When valuing your home, don’t simply rely on a few houses that recently sold in the neighborhood. Just because Fred sold his place across the street for $450,000 (or because Trulia/Zillow estimated your value to be $435,000) doesn’t mean your home is worth the same.
Fred’s house is not a good sales comparable if he has:
- a pool (and you don’t)
- 4 bedrooms/3 baths (versus your 3 bedrooms/2.5 baths)
- a 2-car garage (to your carport)
- a newly renovated kitchen (versus your limited renovations)
Without doing your homework, you may be unable to sell your home for the price you want – or your loan entitlement could be much less on a cash-out refinance or reverse mortgage.
The lender will require an appraisal prior to closing – unless an appraisal inspection waiver is granted (such as when you may have substantial equity in your house).
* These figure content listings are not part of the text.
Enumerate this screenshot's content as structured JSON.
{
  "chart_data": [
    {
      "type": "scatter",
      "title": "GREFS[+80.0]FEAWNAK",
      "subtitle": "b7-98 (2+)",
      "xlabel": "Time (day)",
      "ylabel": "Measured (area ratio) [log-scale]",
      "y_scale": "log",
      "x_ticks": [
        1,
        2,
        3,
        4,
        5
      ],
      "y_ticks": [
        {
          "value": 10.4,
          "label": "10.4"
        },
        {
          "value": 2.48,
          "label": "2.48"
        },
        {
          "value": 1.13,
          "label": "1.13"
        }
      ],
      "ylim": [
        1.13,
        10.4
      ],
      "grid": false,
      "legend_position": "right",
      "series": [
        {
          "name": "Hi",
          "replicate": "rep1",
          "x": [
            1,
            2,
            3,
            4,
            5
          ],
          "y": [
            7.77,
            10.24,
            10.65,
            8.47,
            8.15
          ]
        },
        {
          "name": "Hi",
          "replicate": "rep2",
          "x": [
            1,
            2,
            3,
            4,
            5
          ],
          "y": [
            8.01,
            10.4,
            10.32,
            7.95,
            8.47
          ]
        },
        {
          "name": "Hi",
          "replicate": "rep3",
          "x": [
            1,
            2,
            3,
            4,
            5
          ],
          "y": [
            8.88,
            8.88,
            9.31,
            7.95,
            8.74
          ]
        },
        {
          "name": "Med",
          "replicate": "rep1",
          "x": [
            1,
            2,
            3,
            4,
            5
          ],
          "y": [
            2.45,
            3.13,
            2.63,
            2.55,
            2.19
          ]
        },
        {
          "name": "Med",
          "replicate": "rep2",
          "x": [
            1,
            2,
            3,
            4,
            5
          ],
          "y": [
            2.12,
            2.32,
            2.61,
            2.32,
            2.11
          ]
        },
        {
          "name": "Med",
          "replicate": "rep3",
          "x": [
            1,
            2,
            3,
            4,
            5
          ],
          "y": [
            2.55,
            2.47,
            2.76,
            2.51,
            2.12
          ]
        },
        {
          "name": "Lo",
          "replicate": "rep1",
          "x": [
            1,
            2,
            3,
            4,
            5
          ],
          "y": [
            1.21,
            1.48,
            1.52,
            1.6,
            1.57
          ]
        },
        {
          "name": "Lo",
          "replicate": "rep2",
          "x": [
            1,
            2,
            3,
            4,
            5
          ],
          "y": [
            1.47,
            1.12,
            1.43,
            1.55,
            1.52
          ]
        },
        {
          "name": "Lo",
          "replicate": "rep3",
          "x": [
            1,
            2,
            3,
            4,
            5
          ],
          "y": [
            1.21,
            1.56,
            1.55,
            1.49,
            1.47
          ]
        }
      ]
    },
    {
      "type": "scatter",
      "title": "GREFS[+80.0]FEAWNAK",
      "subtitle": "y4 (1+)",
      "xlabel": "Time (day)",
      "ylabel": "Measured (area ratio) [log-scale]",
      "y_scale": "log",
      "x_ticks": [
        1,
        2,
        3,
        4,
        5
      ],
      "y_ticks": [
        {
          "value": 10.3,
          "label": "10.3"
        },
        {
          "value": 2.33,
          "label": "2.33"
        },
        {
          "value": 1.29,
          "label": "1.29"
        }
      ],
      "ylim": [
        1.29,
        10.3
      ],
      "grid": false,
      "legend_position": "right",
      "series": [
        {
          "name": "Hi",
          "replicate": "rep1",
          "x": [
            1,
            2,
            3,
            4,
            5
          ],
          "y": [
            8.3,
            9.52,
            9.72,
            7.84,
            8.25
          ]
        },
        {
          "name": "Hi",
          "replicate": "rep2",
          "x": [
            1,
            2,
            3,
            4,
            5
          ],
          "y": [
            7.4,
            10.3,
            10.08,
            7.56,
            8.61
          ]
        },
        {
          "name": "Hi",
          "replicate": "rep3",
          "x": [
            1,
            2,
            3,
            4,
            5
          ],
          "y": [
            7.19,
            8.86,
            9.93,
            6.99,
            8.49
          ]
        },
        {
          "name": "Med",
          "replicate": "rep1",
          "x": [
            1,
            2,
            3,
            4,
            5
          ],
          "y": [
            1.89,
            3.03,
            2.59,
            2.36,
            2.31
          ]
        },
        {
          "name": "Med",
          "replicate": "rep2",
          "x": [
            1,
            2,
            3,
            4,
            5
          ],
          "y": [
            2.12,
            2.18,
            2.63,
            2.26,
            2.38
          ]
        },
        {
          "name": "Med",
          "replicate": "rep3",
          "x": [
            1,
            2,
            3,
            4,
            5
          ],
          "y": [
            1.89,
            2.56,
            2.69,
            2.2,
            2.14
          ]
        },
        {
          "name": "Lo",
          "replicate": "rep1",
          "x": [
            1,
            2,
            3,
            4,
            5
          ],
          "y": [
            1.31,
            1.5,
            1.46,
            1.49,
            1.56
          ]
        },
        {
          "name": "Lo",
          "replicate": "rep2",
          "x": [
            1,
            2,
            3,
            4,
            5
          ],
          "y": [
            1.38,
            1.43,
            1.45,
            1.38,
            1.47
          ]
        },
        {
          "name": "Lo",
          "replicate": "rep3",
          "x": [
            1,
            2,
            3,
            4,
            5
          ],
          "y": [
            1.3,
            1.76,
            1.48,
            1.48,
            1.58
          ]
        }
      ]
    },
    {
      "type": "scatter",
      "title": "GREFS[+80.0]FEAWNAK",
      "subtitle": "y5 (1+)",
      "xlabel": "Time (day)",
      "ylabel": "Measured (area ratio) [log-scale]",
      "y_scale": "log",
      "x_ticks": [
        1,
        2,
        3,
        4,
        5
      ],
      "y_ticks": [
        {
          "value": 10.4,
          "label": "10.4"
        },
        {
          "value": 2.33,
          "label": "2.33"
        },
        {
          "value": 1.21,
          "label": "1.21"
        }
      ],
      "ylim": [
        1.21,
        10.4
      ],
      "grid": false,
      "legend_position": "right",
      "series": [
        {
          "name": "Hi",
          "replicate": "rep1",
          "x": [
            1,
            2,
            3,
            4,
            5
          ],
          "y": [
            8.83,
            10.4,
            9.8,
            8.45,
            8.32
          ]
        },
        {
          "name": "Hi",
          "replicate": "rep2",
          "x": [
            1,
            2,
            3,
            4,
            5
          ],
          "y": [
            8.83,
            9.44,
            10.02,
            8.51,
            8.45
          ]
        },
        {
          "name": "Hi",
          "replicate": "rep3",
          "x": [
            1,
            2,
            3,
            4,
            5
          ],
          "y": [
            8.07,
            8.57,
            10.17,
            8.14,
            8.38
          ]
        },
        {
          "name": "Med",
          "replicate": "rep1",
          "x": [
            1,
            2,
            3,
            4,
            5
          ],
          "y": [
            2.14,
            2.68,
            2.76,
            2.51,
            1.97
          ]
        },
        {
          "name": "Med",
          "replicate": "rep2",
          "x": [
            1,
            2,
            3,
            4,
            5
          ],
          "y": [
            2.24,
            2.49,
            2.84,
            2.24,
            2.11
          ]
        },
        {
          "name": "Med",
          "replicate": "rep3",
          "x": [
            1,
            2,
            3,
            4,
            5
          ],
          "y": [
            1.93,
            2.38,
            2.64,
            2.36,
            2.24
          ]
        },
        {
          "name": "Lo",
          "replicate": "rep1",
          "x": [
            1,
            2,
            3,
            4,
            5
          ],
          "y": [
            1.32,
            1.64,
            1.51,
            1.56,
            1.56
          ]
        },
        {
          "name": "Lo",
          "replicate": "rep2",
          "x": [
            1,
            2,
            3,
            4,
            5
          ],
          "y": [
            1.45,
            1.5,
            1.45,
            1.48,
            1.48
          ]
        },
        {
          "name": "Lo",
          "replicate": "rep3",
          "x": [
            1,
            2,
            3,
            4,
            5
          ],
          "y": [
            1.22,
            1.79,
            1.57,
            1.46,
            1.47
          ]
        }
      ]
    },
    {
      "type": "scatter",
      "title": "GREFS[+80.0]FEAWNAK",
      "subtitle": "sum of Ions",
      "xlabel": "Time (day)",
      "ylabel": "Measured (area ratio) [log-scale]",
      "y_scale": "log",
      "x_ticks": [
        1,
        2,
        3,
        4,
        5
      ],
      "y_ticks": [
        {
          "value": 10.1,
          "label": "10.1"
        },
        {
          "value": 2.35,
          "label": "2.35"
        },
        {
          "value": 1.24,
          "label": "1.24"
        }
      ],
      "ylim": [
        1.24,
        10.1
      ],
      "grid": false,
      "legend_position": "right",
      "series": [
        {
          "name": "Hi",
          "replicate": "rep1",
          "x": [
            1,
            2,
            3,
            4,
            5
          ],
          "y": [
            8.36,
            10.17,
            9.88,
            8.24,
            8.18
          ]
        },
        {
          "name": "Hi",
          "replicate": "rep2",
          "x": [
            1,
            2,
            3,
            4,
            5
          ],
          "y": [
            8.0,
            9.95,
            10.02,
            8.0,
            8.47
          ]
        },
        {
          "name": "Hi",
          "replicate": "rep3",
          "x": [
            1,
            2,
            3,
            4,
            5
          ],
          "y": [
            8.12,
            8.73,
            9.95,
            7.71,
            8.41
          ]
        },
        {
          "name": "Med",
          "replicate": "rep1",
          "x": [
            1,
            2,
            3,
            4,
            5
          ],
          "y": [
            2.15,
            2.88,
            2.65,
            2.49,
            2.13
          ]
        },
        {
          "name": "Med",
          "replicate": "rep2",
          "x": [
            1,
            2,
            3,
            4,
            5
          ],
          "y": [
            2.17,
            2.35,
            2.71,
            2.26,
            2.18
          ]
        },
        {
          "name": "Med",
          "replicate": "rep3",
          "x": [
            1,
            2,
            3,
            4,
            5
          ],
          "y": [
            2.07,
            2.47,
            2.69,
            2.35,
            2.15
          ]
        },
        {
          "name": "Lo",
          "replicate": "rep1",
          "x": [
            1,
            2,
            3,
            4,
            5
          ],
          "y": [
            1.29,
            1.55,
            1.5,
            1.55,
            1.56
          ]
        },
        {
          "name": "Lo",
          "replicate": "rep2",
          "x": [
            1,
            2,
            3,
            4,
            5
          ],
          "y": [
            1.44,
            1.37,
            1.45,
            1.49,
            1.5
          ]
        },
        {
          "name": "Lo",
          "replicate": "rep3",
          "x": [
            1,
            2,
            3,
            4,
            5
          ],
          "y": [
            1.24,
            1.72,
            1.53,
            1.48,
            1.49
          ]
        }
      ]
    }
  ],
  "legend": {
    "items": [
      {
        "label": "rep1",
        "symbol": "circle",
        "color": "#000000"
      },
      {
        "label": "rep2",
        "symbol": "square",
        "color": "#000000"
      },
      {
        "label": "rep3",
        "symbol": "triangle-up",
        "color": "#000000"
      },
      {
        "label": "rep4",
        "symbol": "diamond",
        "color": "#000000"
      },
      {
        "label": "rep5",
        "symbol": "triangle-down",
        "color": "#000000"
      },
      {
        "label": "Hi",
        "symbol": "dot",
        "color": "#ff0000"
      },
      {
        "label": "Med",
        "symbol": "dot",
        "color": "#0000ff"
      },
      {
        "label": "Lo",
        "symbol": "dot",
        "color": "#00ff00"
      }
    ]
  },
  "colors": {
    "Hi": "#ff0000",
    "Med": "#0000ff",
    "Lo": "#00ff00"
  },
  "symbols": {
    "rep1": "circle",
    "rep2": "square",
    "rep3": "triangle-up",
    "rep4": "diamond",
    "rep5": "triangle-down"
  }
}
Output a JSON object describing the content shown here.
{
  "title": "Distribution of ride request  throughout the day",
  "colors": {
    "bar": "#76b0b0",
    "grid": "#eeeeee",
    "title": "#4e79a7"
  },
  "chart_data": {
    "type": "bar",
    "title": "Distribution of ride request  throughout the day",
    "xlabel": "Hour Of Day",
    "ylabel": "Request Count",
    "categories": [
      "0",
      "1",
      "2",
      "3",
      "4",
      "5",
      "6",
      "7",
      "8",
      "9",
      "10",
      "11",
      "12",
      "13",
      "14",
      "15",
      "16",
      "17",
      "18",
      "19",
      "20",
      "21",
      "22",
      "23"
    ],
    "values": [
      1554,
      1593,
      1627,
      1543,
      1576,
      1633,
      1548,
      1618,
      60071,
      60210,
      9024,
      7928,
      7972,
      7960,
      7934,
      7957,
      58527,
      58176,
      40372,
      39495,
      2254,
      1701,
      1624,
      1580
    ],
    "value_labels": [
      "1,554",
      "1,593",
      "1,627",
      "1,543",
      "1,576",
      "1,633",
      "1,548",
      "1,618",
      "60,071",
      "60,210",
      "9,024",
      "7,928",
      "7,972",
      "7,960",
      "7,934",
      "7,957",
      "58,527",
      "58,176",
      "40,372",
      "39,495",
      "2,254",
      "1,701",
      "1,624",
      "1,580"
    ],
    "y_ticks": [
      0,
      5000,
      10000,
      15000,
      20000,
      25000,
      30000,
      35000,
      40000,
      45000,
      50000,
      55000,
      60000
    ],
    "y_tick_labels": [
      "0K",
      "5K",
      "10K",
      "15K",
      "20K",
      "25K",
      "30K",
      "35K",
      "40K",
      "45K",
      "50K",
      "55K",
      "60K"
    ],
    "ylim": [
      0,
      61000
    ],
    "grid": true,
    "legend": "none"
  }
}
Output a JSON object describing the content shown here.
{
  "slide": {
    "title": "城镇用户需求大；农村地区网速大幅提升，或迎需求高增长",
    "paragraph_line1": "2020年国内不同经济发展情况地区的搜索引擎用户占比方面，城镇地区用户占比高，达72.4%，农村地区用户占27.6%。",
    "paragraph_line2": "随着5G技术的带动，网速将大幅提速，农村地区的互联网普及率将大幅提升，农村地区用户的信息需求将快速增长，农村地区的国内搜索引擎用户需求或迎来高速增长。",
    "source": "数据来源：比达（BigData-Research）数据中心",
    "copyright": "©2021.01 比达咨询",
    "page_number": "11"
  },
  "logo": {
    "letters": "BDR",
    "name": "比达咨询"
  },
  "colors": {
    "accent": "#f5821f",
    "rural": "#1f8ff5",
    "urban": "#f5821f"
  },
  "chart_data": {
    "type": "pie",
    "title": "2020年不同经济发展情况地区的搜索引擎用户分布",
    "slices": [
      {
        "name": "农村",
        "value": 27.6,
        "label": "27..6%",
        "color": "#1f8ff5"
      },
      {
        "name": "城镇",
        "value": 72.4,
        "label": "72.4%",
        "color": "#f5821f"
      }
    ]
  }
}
In a conventional or government purchase mortgage, you can get pre-approved by a lender before getting an appraisal (so you shouldn’t spend $485 on an appraisal until you see the loan closing conditions). Whereas in a reverse mortgage, you generally cannot get pre-approved without the appraisal (so make sure your home value estimate is accurate before paying for the appraisal – otherwise you may be disappointed when your approved loan amount is far less than you had expected).
Analogous to lawyers being trained not to ask a question without knowing the answer, you, as a borrower, should be confident in your home valuation before paying for an appraisal.
Here’s the Point:
Before you refinance, don’t waste your money on an appraisal until you have done your own homework on value.